简体繁体 English

在“重载一天”之后，Linux 上的 Rebol 2 进程在 SIGTERM 上停止

[英]Rebol 2 process on Linux halts on SIGTERM after a "day of heavy load"

原文 2017-01-26 19:16:10 3 1 linux/ rebol/ rebol2/ cheyenne

I am using Cheyenne for a relatively high-load web application.我将 Cheyenne 用于相对高负载的 Web 应用程序。 It works great and fast.它工作得很好而且很快。 But I have a problem that started appearing after upgrade to Ubuntu 14.04, or I started noticing it then because the load increased.但是我在升级到 Ubuntu 14.04 后开始出现问题，或者我开始注意到它，因为负载增加了。
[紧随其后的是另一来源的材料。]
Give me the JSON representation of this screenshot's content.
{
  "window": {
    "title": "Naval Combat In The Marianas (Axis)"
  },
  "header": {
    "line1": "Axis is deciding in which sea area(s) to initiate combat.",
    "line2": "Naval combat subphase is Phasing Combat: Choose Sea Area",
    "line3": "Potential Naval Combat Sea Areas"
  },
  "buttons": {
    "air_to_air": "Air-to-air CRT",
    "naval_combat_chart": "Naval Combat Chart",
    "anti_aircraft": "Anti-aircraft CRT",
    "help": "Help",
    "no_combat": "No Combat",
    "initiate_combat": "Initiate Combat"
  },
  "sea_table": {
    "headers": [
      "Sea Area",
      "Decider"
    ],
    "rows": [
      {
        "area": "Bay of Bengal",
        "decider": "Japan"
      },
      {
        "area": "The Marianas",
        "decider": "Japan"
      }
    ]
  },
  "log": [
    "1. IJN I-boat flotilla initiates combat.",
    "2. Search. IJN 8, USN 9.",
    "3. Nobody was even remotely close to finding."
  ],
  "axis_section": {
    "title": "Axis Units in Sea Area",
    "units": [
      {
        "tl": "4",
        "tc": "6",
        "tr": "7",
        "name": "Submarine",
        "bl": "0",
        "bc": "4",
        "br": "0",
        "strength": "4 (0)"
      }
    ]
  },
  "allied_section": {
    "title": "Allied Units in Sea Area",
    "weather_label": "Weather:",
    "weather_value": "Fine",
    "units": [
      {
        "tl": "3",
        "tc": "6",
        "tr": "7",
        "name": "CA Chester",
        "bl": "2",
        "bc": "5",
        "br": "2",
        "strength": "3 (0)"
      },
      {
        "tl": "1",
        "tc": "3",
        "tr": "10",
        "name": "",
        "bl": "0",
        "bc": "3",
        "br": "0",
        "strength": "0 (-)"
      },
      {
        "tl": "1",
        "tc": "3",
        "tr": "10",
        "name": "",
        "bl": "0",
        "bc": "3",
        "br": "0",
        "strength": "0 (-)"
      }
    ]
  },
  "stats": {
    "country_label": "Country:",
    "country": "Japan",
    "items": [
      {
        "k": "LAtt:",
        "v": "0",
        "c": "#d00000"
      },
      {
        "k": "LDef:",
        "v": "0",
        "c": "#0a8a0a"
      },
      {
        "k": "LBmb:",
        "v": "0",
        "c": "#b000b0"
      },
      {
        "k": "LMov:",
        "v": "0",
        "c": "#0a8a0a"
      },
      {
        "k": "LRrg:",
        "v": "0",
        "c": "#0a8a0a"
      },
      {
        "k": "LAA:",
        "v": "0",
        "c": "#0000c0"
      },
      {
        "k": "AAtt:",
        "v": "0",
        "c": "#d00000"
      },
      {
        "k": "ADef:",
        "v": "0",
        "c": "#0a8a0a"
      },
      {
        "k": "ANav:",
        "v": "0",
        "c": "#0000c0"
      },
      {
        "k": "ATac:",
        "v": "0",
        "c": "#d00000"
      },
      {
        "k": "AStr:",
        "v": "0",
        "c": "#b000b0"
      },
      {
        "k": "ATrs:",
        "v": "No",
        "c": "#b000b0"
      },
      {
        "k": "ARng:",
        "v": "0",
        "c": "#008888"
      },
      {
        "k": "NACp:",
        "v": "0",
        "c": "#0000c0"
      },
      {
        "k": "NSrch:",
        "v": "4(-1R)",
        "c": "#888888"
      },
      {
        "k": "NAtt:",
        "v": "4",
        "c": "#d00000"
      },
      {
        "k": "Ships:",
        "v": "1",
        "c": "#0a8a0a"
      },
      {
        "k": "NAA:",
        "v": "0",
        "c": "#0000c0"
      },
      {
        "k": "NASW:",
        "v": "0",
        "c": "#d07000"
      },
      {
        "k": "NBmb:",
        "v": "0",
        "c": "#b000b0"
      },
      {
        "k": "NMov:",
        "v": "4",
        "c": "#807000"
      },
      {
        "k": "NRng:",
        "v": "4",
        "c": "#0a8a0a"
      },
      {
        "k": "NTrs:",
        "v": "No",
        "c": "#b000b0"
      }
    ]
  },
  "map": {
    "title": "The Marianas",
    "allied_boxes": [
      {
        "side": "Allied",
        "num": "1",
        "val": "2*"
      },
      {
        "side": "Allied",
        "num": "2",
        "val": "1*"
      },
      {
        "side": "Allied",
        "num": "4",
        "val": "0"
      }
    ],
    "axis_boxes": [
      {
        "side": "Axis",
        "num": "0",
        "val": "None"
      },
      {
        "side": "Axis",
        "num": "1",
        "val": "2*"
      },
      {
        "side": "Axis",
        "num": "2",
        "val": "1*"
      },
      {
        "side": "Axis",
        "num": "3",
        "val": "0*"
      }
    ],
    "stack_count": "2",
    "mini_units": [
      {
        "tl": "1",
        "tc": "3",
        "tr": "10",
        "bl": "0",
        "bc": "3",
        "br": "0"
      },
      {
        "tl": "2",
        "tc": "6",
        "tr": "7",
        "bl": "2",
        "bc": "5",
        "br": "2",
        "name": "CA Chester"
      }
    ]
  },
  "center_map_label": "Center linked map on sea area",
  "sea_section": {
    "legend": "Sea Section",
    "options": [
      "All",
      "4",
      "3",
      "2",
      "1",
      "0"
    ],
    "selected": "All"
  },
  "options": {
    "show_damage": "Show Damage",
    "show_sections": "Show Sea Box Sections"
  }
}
After few days of working, when a Rebol worker process should exit, the process starts to consume 100% CPU and "does nothing".经过几天的工作，当 Rebol 工作进程应该退出时，该进程开始消耗 100% 的 CPU 并且“什么都不做”。 I looked at process with strace and when it's in 100 CPU it doesn't call the OS in any way.我用strace查看了进程，当它在 100 个 CPU 中时，它不会以任何方式调用操作系统。 I looked at the Cheyenne worker code (if there is any fault there) and the code executes OK to the Rebol command exit .我查看了 Cheyenne 工人代码（如果那里有任何错误）并且代码对 Rebol 命令exit执行 OK 。 This command makes it loop forever.这个命令使它永远循环。 It's the same if I try to kill the process with sigterm .如果我尝试使用sigterm 终止进程也是如此。

I can then kill it with sigkill .然后我可以用sigkill杀死它。 The process only gets into this state after few days of heavy load, and I haven't been able to replicate it in non-production environment or on local computer.该过程仅在几天的重负载后才进入此状态，并且我无法在非生产环境或本地计算机上复制它。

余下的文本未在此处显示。